Meletakkan tangan di depan perut, ia membungkukkan tubuhnya untuk memberikan hormat pada dua orang perempuan yang menatapnya dengan pandangan kagum berseri-seri dan datar. Menegapkan tubuh, Tanaka di persilahkan untuk duduk.

Melepas coat dan memberikan kepada Chiko, Tanaka memilih duduk di sofa single dengan kedua tangan yang melepas dua kancing jas yang sebelumnya terpasang. Tanaka memperhatikan wajah Bibi dan kemudian Ibu nya dengan tatapan tenang. ia tidak ingin memulai sesuatu yang belum jelas arah pembicaraannya.

"Astaga, kamu Aero kan? Kamu sudah besar sekali nak, Bibi sempat pangling tadi saat kamu masuk kedalam ruangan ini." heboh Bibinya dengan wajah berbinar.

Tersenyum simpul, Tanaka mengucapkan terima kasih atas pujian yang di berikan oleh Bibinya barusan. ia melihat pandangan Bibinya pada Ibu nya yang tengah menyesap teh yang ada di cangkirnya. Tanaka ingin menyandarkan punggungnya sebentar karena terasa pegal untuk duduk tegap seperti ini.

"Bagaimana kabarmu Nak?" tanya Vega, Ibunya.

"Aku baik, bagaimana keadaan Ibu dan Bibi?" tanya Tanaka sopan.

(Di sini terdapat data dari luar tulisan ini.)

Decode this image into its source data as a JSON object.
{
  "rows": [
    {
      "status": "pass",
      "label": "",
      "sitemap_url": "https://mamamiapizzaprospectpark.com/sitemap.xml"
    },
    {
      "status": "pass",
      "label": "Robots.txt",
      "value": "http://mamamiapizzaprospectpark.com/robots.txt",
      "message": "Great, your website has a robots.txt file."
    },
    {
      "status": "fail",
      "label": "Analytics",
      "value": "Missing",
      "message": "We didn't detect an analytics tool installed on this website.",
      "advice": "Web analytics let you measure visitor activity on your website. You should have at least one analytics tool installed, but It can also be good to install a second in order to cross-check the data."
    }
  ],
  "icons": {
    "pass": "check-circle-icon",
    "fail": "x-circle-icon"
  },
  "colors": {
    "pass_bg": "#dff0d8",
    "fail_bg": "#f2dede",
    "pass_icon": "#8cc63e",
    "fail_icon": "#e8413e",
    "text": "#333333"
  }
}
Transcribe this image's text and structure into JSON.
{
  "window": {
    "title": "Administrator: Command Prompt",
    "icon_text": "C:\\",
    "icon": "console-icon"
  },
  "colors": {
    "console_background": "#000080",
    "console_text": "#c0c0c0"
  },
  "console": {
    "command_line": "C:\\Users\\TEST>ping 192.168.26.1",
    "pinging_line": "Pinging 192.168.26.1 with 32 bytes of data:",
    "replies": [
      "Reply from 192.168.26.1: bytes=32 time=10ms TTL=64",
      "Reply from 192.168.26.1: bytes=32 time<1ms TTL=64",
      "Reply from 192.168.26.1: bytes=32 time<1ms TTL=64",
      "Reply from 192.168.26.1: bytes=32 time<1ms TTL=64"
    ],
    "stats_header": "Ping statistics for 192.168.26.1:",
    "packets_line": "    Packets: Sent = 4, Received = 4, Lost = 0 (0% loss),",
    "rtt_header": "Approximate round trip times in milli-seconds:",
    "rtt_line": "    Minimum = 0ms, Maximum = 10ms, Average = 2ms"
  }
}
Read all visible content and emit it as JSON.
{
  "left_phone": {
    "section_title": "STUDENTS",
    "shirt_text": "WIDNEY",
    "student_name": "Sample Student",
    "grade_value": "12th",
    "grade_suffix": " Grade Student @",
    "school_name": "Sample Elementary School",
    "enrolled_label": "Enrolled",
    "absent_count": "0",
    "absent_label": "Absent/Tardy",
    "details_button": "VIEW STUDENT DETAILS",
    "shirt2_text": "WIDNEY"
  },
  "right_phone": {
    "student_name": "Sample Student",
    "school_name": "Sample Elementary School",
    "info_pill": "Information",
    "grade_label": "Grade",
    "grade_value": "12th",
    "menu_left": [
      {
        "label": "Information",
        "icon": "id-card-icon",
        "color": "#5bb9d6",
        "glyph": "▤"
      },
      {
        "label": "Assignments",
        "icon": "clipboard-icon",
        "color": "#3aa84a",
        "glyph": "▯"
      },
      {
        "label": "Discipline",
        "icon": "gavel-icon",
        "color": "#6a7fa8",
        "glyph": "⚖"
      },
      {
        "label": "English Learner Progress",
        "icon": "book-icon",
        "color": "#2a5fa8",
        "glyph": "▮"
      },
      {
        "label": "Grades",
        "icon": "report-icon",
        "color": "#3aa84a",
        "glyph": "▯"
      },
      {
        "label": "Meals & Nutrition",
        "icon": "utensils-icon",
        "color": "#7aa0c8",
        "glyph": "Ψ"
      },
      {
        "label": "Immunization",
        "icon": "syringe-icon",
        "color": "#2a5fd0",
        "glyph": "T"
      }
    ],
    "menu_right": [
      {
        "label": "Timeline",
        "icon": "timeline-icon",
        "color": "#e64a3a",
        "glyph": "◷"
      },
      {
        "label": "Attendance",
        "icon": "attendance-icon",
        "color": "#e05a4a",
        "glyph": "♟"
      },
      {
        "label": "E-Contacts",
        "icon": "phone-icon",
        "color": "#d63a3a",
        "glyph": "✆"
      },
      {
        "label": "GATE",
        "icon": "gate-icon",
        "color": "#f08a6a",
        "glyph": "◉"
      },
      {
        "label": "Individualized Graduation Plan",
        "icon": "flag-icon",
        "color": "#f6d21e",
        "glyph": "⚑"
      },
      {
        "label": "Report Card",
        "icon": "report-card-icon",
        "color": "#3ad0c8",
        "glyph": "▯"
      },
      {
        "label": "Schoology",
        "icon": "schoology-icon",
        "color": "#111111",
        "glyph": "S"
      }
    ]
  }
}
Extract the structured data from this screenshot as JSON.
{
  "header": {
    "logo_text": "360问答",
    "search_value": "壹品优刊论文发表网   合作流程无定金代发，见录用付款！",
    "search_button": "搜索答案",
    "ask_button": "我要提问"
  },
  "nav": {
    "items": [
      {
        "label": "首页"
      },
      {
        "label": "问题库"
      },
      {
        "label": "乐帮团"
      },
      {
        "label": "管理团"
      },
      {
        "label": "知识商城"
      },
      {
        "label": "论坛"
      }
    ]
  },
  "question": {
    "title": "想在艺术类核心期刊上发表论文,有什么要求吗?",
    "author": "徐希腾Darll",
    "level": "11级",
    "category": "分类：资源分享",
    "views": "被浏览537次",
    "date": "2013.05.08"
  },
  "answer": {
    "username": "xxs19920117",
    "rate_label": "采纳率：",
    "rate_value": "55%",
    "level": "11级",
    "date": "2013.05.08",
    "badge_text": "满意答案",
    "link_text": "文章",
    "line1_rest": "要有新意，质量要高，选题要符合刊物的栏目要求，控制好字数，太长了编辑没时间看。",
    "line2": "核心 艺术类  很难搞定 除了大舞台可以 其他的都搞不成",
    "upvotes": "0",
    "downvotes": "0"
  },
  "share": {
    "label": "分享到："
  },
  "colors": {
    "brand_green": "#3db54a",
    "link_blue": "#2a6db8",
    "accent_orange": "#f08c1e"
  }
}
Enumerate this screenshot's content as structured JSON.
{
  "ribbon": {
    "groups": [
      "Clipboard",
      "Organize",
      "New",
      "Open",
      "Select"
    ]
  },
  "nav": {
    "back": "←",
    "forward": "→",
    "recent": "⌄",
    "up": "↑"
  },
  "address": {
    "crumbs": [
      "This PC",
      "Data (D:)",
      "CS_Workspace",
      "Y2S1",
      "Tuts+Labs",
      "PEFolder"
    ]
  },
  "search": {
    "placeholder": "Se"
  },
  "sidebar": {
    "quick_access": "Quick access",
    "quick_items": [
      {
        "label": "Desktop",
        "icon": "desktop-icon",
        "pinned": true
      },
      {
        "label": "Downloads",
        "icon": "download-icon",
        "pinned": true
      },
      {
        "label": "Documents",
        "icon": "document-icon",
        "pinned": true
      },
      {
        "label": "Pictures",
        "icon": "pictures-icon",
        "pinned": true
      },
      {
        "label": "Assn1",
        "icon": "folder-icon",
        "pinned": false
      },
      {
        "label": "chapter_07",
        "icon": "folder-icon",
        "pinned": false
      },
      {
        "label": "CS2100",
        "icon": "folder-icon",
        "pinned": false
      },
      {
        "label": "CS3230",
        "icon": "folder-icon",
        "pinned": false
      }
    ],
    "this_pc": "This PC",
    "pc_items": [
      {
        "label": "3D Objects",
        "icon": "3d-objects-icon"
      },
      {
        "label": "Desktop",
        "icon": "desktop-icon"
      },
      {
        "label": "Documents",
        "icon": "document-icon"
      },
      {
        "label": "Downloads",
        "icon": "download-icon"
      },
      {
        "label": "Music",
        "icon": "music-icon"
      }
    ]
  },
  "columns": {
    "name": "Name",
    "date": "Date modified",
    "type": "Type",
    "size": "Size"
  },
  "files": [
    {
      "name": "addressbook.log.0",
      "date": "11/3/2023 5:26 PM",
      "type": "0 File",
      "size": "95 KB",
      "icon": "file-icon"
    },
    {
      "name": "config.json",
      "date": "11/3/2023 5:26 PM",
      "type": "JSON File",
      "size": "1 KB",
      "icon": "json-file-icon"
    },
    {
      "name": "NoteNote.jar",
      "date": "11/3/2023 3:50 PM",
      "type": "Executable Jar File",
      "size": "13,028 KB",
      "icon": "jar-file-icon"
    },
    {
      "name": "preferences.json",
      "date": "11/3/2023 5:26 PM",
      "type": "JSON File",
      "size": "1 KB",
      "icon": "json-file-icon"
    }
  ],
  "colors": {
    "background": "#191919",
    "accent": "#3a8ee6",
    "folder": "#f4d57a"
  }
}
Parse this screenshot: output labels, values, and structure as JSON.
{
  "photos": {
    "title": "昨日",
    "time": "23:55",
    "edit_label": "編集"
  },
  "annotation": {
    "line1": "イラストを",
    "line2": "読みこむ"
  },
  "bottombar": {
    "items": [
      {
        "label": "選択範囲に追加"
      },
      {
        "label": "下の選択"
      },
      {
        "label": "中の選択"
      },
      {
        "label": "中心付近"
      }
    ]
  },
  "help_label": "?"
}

"Kami baik, setidaknya kami masih bisa berpikir normal saat suami kami sangat gila dengan pekerjaan mereka, seperti kamu."

Chiko bisa melihat Tuan Tanaka dan Nyonya Vega, mulai melemparkan pedang tak kasat mata. Membuat Saudara dari Vega menunjukkan senyum kering karena tidak paham apa yang terjadi walaupun hanya sebentar, tak lama.

"Ah begitu, aku senang mendengar Ibu dan Bibi baik-baik saja." Menoleh kearah Bibi yang duduk tidak jauh dari tempatnya, tangan kanannya terulur guna menyentuh punggung tangan Bibinya dengan lembut. "Bagaimana kabar Yoshi, apa dia baik-baik saja?"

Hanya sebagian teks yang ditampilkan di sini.